A neat photo of SW & A Amherstburg Interurban Car # 451.

This picture was taken May 5, 1938, the note on it reads that taken prior to scrapping.

This car was purchased new in 1924 from the Ottawa Car Company and ran until service on the Ameherstburg line converted to buses.

Have a good weekend everyone, see you back here Monday.

11 Comments on S.W. & A 451 – 1938

  1. Could the location be southwest of the corner of Elm and Sandwich (now Riverside), approximately where the Windsor Star newsprint warehouse was subsequently built? This would be the same block as the carbarns.
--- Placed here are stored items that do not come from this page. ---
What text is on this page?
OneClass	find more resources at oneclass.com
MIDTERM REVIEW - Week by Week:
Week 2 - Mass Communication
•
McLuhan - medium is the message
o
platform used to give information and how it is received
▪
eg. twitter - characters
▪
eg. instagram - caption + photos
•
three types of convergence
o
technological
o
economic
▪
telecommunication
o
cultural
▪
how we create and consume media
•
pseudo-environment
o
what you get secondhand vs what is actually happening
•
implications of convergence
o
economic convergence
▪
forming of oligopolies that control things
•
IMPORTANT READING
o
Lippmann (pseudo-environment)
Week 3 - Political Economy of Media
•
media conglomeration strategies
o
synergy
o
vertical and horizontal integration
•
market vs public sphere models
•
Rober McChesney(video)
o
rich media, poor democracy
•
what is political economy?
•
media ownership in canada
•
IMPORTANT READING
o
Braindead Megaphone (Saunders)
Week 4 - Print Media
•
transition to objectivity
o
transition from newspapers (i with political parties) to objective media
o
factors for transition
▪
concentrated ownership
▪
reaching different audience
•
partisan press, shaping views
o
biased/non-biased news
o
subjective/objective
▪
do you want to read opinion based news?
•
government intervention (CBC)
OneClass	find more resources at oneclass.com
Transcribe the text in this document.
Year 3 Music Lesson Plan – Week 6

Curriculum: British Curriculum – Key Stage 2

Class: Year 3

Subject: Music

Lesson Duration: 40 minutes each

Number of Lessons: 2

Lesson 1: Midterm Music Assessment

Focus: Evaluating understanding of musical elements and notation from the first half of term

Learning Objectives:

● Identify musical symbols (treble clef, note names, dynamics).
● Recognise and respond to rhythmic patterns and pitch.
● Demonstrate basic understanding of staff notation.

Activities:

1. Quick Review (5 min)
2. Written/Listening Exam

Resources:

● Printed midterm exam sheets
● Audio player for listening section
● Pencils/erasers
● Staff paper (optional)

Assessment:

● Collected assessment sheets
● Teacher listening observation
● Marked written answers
The distant scene visible under the car between its trucks reminds me of Detroit viewed through the fence on the north side of Sandwich St.

  2. According to the Canadian Public Transit Discussion Board, SW&A 451 (along with 453) were the last cars purchased new, and were retired in ’38 as the railway began converting to bus. It would not shock me, it being the depression and all, if the car was scrapped not too long after the wires came down.
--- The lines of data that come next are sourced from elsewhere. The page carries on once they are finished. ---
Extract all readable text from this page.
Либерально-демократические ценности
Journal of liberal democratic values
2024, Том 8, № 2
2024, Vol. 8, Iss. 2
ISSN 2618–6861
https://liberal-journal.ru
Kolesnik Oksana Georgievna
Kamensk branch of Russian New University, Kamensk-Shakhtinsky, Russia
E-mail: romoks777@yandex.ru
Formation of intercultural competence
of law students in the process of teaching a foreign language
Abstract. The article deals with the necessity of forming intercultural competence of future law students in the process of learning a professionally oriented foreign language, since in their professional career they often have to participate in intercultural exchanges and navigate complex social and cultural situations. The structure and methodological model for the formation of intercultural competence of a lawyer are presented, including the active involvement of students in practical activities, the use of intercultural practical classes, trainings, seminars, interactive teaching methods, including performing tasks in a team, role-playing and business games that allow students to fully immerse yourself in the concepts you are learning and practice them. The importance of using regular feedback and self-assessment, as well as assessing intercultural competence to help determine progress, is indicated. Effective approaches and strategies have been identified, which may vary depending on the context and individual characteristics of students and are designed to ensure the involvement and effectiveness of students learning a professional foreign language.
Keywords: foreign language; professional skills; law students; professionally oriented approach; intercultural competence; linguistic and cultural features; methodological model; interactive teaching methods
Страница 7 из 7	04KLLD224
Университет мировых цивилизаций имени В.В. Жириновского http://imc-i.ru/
    #451 has the look of a Peter Witt car, without the center doors. Wouldn’t doubt if it was a modified PW car (although at 50 feet, it might be a little long). Ottawa Car built a lot of them.

  3. David McLellan, I think you’re absolutely right. The building to the right of the car, looks exactly like the back of the apartment building on the southwest corner of Riverside and Elm.
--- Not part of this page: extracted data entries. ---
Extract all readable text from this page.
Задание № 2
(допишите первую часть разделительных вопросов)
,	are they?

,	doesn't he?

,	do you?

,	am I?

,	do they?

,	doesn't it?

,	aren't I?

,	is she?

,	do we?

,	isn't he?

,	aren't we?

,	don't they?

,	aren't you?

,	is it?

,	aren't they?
  4. But it looks like the track might be running more parallel to Elm, and might actually be west of the apartments, so that would put it more like between Elm and the International Gardens. Probably on the site of the Portofino Condos.

  5. it would be nice if they could get one of these for that museum I keep hearing the city might eventually build great old photo

  6. Although too young for the steetcars, I well remember the tracks left over, particularly along Parent near Tecumseh and at the remains of the old transfer point across from the entrance to Chrysler’s (which in those days was the normal way of referring to that huge plant)on the north side of Tecumseh. I remember putting my foot down between the track and the flange – a much smaller foot than today!